浦船さんは所謂『秘書モノ』みたいな色気のある女性で、しかし知性というか気品が溢れていて所作にも育ちの良さを感じさせる。

 休日扱いだからなのかピッタリとしたスーツではなくて、緩めの長いシャツワンピースを纏っていた。

 彼女と同伴したということは和臣氏の恋人ということなのだろう、絶妙な距離感につい目が行ってしまう。

「二階堂さん、彼女が私の婚約者です」

和臣氏は浦船さんを引き寄せて、大胆にも腰に手を回した。

 そして

「ギリギリまで延ばすと言っていたのに申し訳ないんですが、我々の作戦は早めに終わりそうです。実はもう入籍間近で…お腹に、子供ができたものですから」

と、ちっとも申し訳なさなど匂わせず告げた。

「わぁ、おめでとうございます!」

「恐れ入ります…ですから二階堂さん、数日のうちに私はこのお見合いを破談にさせて頂きます。もちろん、私側の有責という形で構いません…すみません、もっと長く協力できれば良かったのですが…予想より早く念願叶いましたので」

「いえいえ、充分です」

それでも普通より半月は長く見合い期間が延びたのだから、歩夢嬢にはさほど問題ではなかった。
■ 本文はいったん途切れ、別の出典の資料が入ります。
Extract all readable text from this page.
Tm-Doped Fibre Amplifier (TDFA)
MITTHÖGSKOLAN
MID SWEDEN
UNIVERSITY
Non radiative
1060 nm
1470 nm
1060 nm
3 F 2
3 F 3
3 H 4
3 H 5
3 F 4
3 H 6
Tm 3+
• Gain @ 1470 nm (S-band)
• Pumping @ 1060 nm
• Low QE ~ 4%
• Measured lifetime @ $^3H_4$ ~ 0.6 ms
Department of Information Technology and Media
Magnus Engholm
 初めて実りそうだったのに相手の不義で破談になって、と悲劇のヒロインぶることでさらに次の見合いまでのインターバルを稼げそうである。

「(とはいえ、早い方が良いんだろうな)」

それはもちろん、俺が社長に「娘さんと結婚させて下さい!」と訴える日のことだ。

 あまり先送りにしても結果は変わらないだろうし、これから取り入って懐柔なんかもできないだろうし。

 誠意をもって、正直に話した方が良いのだろう。

 たとえそれで俺が路頭に迷うことになっても…逃げずに闘った実績で俺は前向きに生きられるはずだ。

 当然、一番良いのは認めてもらって共に取締役に入れることだが、最悪のパターンを想定しておかねば落ち着かないのは保険張りの情けない癖なのであった。